This project uses SQL to analyze website traffic, engagement, and revenue data from Google Analytics to:

  • Track changes in visits, pageviews, and transactions over time
  • Evaluate which traffic sources generate the most revenue and engagement
  • Compare user behavior between purchasers and non-purchasers
  • Identify cross-selling opportunities and conversion funnel bottlenecks

πŸ‘€ Who is this project for?

  • Data analysts & business analysts who want a reference for writing analytical SQL (CTEs, window functions, cohort analysis, UNNEST operations)
  • Digital marketing teams who need insights into traffic source performance and ROI
  • E-commerce managers & stakeholders who need quick insights into revenue trends, user engagement, and conversion rates
  • Business intelligence teams building dashboards and reporting systems

πŸ“‚ Dataset

The analysis is based on Google Analytics 4 (GA4) data exported to Google BigQuery, representing the Google Merchandise Store, a real e-commerce website selling branded merchandise. It contains data on user sessions, page views, product interactions, transactions, and revenue across multiple months in 2017.

Data Dictionary

To answer the 8 business questions in this project, 6 core data structures from the GA4 export schema were used. The table below lists only the columns that were actually used in the queries.

Schema Table / Struct Columns Used Used In Purpose
Sessions ga_sessions_2017* date, fullVisitorId Q1, Q2, Q4, Q5, Q6, Q8 Base session table tracking unique users and session timestamps for all temporal analysis.
Sessions totals visits, pageviews, transactions, bounces Q1, Q2, Q4, Q5, Q6 Aggregate metrics per session - visits, pageviews, bounce count, transaction count for KPI calculations.
Sessions trafficSource source Q2, Q3 Identifies traffic channel origin (organic search, direct, referral, paid ads) to analyze channel performance.
Hits hits eCommerceAction Q8 Unnested to capture individual user actions within a session (product view, add to cart, purchase).
Hits eCommerceAction action_type Q8 Action type codes ('2'=View, '3'=Add to Cart, '6'=Purchase) to build conversion funnel analysis.
Product product v2ProductName, productRevenue, productQuantity Q3, Q4, Q6, Q7, Q8 Unnested product-level data to track revenue, quantities sold, and product-specific insights.

πŸ”— Full Documentation: For the complete explanation of all available fields in the GA4 BigQuery export schema, please refer to the Official Google Analytics BigQuery Export schema.


πŸ”Ž Query Repository

Query 1: Monthly Traffic Overview (Jan–Mar 2017)

Question: Calculate total visits, pageviews, and transactions for January, February, and March 2017.

Tracking monthly traffic metrics helps the business understand seasonal demand patterns and measure the impact of marketing campaigns across the first quarter.

SELECT 
  FORMAT_DATE('%Y%m', PARSE_DATE('%Y%m%d', date)) AS month,
  COUNT(totals.visits) AS visits,
  SUM(totals.pageviews) AS pageviews,
  SUM(totals.transactions) AS transactions
FROM `bigquery-public-data.google_analytics_sample.ga_sessions_2017*`
WHERE _table_suffix BETWEEN '0101' AND '0331'
GROUP BY month
ORDER BY month

πŸ“Š Actual Output: Query 1 Output

πŸ’‘ Observations:

Visits grew from 64K (Jan) to 70K (Mar), pageviews from 257K to 294K, and transactions jumped from 700 to nearly 1,000. Growth acceleration in March suggests successful marketing campaign or new product launch.

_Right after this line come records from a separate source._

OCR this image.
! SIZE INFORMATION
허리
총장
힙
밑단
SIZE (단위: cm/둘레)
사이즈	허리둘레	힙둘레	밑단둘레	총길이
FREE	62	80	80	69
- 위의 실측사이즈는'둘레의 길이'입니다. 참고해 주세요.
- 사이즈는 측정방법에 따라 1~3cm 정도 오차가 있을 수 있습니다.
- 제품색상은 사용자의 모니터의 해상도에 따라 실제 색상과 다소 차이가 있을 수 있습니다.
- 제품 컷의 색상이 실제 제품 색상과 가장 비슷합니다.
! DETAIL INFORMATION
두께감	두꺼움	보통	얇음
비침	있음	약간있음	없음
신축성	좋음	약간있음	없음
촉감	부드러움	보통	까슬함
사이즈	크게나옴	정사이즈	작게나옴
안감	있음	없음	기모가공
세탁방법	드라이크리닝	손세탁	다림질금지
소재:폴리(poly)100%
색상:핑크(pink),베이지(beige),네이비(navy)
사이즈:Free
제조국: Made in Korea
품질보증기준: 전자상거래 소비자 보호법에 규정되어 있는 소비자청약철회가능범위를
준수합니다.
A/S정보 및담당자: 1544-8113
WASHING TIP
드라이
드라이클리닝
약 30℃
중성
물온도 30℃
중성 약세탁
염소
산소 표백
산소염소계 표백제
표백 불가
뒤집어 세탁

Investigate March drivers and replicate.


Query 2: Bounce Rate by Traffic Source (July 2017)

Question: Calculate the bounce rate per traffic source in July 2017.

High bounce rates indicate poor landing page relevance or user experience issues. Identifying which traffic sources bounce most helps prioritize optimization efforts and reallocate budget from underperforming channels.

SELECT
  trafficSource.source AS source,
  SUM(totals.visits) AS total_visits,
  SUM(totals.bounces) AS total_no_of_bounces,
  ROUND(SUM(totals.bounces) / SUM(totals.visits) * 100, 3) AS bounce_rate
FROM `bigquery-public-data.google_analytics_sample.ga_sessions_201707*`
GROUP BY source
ORDER BY total_visits DESC

πŸ“Š Actual Output: Query 2 Output

πŸ’‘ Observations:

Google sends 38K visits but 51% bounce. YouTube bounces worst at 67%. Direct traffic (43% bounce) converts best-loyal customers. Landing page misalignment for Google/YouTube traffic requires urgent optimization.

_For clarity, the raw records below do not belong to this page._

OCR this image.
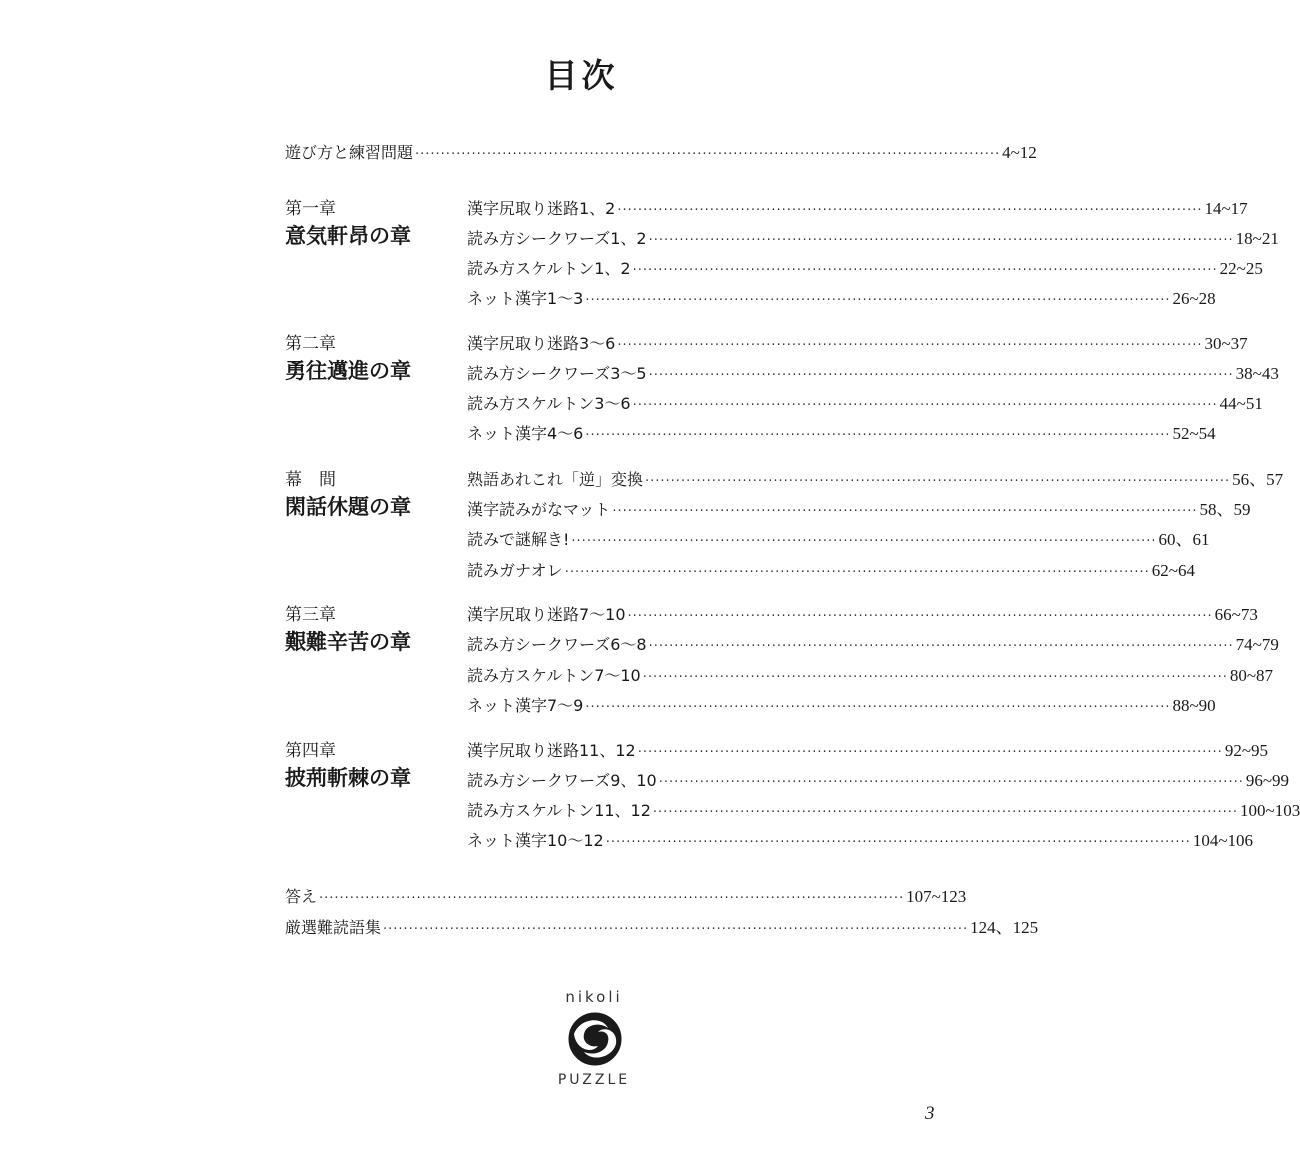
目次
遊び方と練習問題 ·················································································································· 4~12
第一章
意気軒昂の章
漢字尻取り迷路1、2 ·················································································································· 14~17
読み方シークワーズ1、2 ·················································································································· 18~21
読み方スケルトン1、2 ·················································································································· 22~25
ネット漢字1〜3 ·················································································································· 26~28
第二章
勇往邁進の章
漢字尻取り迷路3〜6 ·················································································································· 30~37
読み方シークワーズ3〜5 ·················································································································· 38~43
読み方スケルトン3〜6 ·················································································································· 44~51
ネット漢字4〜6 ·················································································································· 52~54
幕　間
閑話休題の章
熟語あれこれ「逆」変換 ·················································································································· 56、57
漢字読みがなマット ·················································································································· 58、59
読みで謎解き! ·················································································································· 60、61
読みガナオレ ·················································································································· 62~64
第三章
艱難辛苦の章
漢字尻取り迷路7〜10 ·················································································································· 66~73
読み方シークワーズ6〜8 ·················································································································· 74~79
読み方スケルトン7〜10 ·················································································································· 80~87
ネット漢字7〜9 ·················································································································· 88~90
第四章
披荊斬棘の章
漢字尻取り迷路11、12 ·················································································································· 92~95
読み方シークワーズ9、10 ·················································································································· 96~99
読み方スケルトン11、12 ·················································································································· 100~103
ネット漢字10〜12 ·················································································································· 104~106
答え ·················································································································· 107~123
厳選難読語集 ·················································································································· 124、125
nikoli
PUZZLE
3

Query 3: Revenue by Traffic Source (June 2017 – Weekly & Monthly)

Question: Calculate revenue by traffic source by week and by month in June 2017.

Breaking revenue down by traffic source and time period reveals which channels are most profitable and when peak revenue occurs. This guides budget allocation and campaign timing decisions.

WITH month_data AS (
  SELECT
    'Month' AS time_type,
    FORMAT_DATE('%Y%m', PARSE_DATE('%Y%m%d', date)) AS month,
    trafficSource.source AS source,
    SUM(p.productRevenue) / 1000000 AS revenue
  FROM `bigquery-public-data.google_analytics_sample.ga_sessions_201706*`,
    UNNEST(hits) AS hits,
    UNNEST(product) AS p
  WHERE p.productRevenue IS NOT NULL
  GROUP BY 1, 2, 3
),

week_data AS (
  SELECT
    'Week' AS time_type,
    FORMAT_DATE('%Y%W', PARSE_DATE('%Y%m%d', date)) AS week,
    trafficSource.source AS source,
    SUM(p.productRevenue) / 1000000 AS revenue
  FROM `bigquery-public-data.google_analytics_sample.ga_sessions_201706*`,
    UNNEST(hits) AS hits,
    UNNEST(product) AS p
  WHERE p.productRevenue IS NOT NULL
  GROUP BY 1, 2, 3
)

SELECT * FROM month_data
UNION ALL
SELECT * FROM week_data
ORDER BY time_type, revenue DESC

πŸ“Š Actual Output: Query 3 Output

πŸ’‘ Observations:

Direct traffic dominates revenue ($97K in June), followed by Google ($18.7K). YouTube/referral traffic bring visitors but zero revenue conversion. Shift budget from non-converting to high-ROI channels (direct, Google).


Query 4: Avg Pageviews - Purchasers vs Non-Purchasers (Jun–Jul 2017)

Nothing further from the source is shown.